Acórdão nº 3/16.3YFLSB de Supremo Tribunal de Justiça (Portugal), 24 de Novembro de 2016

Magistrado ResponsávelTAVARES DE PAIVA
Data da Resolução24 de Novembro de 2016
EmissorSupremo Tribunal de Justiça (Portugal)

Acordam no Supremo Tribunal de Justiça I- Relatório AA, Juíza ... a exercer funções na secção criminal da instância Central de ..., da Comarca de ..., inconformada com o acórdão proferido pelo Plenário do Conselho Superior da Magistratura (doravante designado por CSM) em 1 de Dezembro de 2015, que julgou improcedente o recurso hierárquico interposto pela mesma, mantendo integralmente a decisão recorrida do Sr.
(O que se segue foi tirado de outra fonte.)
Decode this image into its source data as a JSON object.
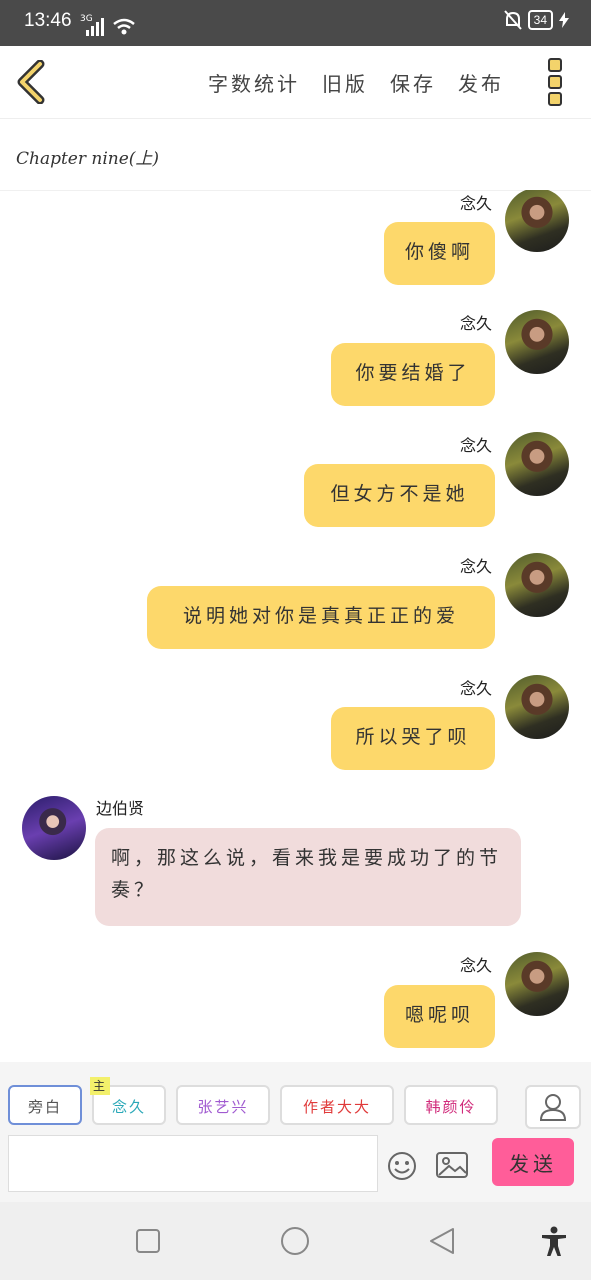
{
  "status": {
    "time": "13:46",
    "network": "3G",
    "battery": "34"
  },
  "toolbar": {
    "word_count": "字数统计",
    "old_version": "旧版",
    "save": "保存",
    "publish": "发布"
  },
  "chapter": {
    "title": "Chapter nine(上)"
  },
  "messages": [
    {
      "side": "right",
      "name": "念久",
      "text": "你傻啊"
    },
    {
      "side": "right",
      "name": "念久",
      "text": "你要结婚了"
    },
    {
      "side": "right",
      "name": "念久",
      "text": "但女方不是她"
    },
    {
      "side": "right",
      "name": "念久",
      "text": "说明她对你是真真正正的爱"
    },
    {
      "side": "right",
      "name": "念久",
      "text": "所以哭了呗"
    },
    {
      "side": "left",
      "name": "边伯贤",
      "text": "啊，那这么说，看来我是要成功了的节奏？"
    },
    {
      "side": "right",
      "name": "念久",
      "text": "嗯呢呗"
    }
  ],
  "roles": [
    {
      "label": "旁白",
      "color": "#555555"
    },
    {
      "label": "念久",
      "color": "#2aa8b8",
      "badge": "主"
    },
    {
      "label": "张艺兴",
      "color": "#a05ad0"
    },
    {
      "label": "作者大大",
      "color": "#e03a3a"
    },
    {
      "label": "韩颜伶",
      "color": "#d02a7a"
    }
  ],
  "composer": {
    "placeholder": "",
    "send_label": "发送"
  },
  "colors": {
    "bubble_self": "#fdd86b",
    "bubble_other": "#f1dcdc",
    "send": "#ff5d99",
    "role_active": "#6f8fd8"
  },
  "icons": [
    "back-arrow-icon",
    "menu-icon",
    "emoji-icon",
    "image-icon",
    "person-icon",
    "square-icon",
    "circle-icon",
    "triangle-back-icon",
    "accessibility-icon"
  ]
}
Instrutor proferida em 18 de Novembro de 2015 no âmbito do processo disciplinar n.º 2015-265/PD (o qual indeferiu algumas diligências de prova requeridas pela recorrente), veio interpor recurso para o Supremo Tribunal de Justiça (doravante designado por STJ), nos termos dos arts. 168.º e seguintes do Estatuto dos Magistrados Judiciais (doravante designado por EMJ), peticionando que seja julgada nula aquela deliberação e se condene o CSM à prática do acto devido.

Alega, para tanto, e em suma: “A Recorrente é arguida no Processo Disciplinar nº 2015-265/PD, no âmbito do qual foi deduzida acusação, tendo-lhe sido imputada a prática de uma infracção disciplinar (materializada na prática de condutas levadas a cabo na sessão de audiência de julgamento de 20-01-2015 e na sessão de audiência de julgamento de dia 20-03-2015) por violação do dever de prossecução do interesse público, prevista e punível nos termos do art. 82.º, 85.º, n.º 1, al. a), 86.º do EMJ e do art. 73.º, n.º 2, al. a) e n.º 3 da Lei Geral do Trabalho em Funções Públicas (Lei n.º 35/2014, de 20 de Junho – doravante designada por LGTFP).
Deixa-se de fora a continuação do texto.